(Why is Kunen inconsistency at the top of Cantor's upper attic?) I have seen statements about the Kunen Inconsistency being thrown around like that it is the 'upper-bound' or 'limit' for how strong of a large cardinal you can create within ZFC (Kunen inconsistency cardinals are inconsistent with ZFC). This implies that these cardinals (Reinhardt, ω-huge cardinals, etc.) are too 'strong' for choice and that there mere implication 'break choice.' This may apply to Reinhardt and Berkeley cardinals, but what about ω-huge cardinals?

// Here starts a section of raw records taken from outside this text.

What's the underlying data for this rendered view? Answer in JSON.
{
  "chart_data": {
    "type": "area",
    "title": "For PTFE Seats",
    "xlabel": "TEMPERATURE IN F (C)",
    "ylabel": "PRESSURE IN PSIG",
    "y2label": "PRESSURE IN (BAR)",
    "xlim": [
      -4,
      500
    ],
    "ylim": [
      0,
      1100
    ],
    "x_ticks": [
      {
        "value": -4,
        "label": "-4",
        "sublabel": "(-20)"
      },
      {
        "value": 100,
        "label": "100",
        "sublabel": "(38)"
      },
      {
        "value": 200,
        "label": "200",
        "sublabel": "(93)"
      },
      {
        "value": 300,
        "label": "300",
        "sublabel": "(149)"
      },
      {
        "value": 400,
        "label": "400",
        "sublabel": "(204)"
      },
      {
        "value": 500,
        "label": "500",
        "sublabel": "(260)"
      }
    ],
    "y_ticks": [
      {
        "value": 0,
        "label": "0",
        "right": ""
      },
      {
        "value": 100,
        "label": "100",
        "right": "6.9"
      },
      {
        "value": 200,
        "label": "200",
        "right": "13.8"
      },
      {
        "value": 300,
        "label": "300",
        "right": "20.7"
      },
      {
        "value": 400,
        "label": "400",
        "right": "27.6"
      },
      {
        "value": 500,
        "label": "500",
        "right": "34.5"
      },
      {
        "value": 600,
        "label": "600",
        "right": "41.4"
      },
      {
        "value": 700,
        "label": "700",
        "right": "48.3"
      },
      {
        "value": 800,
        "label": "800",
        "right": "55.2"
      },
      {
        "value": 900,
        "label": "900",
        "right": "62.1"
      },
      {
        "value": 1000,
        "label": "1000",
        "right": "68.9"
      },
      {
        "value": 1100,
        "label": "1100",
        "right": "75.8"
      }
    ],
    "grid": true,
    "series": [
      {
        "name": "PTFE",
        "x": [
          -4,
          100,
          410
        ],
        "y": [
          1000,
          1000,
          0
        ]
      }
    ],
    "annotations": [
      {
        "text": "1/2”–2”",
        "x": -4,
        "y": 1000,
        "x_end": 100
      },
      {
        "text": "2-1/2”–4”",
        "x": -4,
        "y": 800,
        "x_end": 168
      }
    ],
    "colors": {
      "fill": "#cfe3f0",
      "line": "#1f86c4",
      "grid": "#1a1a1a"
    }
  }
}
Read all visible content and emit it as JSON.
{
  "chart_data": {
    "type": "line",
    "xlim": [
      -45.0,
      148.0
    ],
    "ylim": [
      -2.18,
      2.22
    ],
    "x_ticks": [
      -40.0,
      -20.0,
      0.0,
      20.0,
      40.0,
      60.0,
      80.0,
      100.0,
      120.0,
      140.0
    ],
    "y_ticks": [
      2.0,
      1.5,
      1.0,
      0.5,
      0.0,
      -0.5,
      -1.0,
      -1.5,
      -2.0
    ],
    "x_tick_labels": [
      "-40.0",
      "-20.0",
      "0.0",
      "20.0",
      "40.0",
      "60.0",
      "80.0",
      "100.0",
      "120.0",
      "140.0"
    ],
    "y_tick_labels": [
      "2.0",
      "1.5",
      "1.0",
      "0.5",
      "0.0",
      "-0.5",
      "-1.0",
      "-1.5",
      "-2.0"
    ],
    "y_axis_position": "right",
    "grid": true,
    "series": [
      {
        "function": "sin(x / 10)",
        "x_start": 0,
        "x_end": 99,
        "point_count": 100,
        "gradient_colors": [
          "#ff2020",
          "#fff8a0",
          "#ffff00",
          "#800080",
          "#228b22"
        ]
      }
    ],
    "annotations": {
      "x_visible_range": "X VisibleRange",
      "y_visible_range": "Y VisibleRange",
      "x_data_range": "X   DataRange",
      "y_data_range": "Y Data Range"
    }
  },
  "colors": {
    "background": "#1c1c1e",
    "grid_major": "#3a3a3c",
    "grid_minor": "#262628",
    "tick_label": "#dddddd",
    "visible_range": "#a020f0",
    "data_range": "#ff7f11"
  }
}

As seen from Definition of an $\omega$-huge cardinal , ω-huge cardinals are equivalent to the large cardinal axiom I1 in strength (they are also both constructed via a elementary embedding from some rank Vλ+1 to itself), below the likes of I0 (which is consistent with ZFC). Here is my question: Why are ω-huge cardinals below the choiceless cardinals (Reinhardt, etc.) when it is apart of the Kunen Inconsistency and are supposed to 'too strong' for choice?
My current theory (with my limited knowledge) rather is that the 'Kunen Inconsistency isn't a limit, but rather a inconsistency occurs when the schema for these large cardinals are found within ZFC (Like they are 'incompatible' with the axiom of choice). Is the Kunen inconsistency really a limit or not?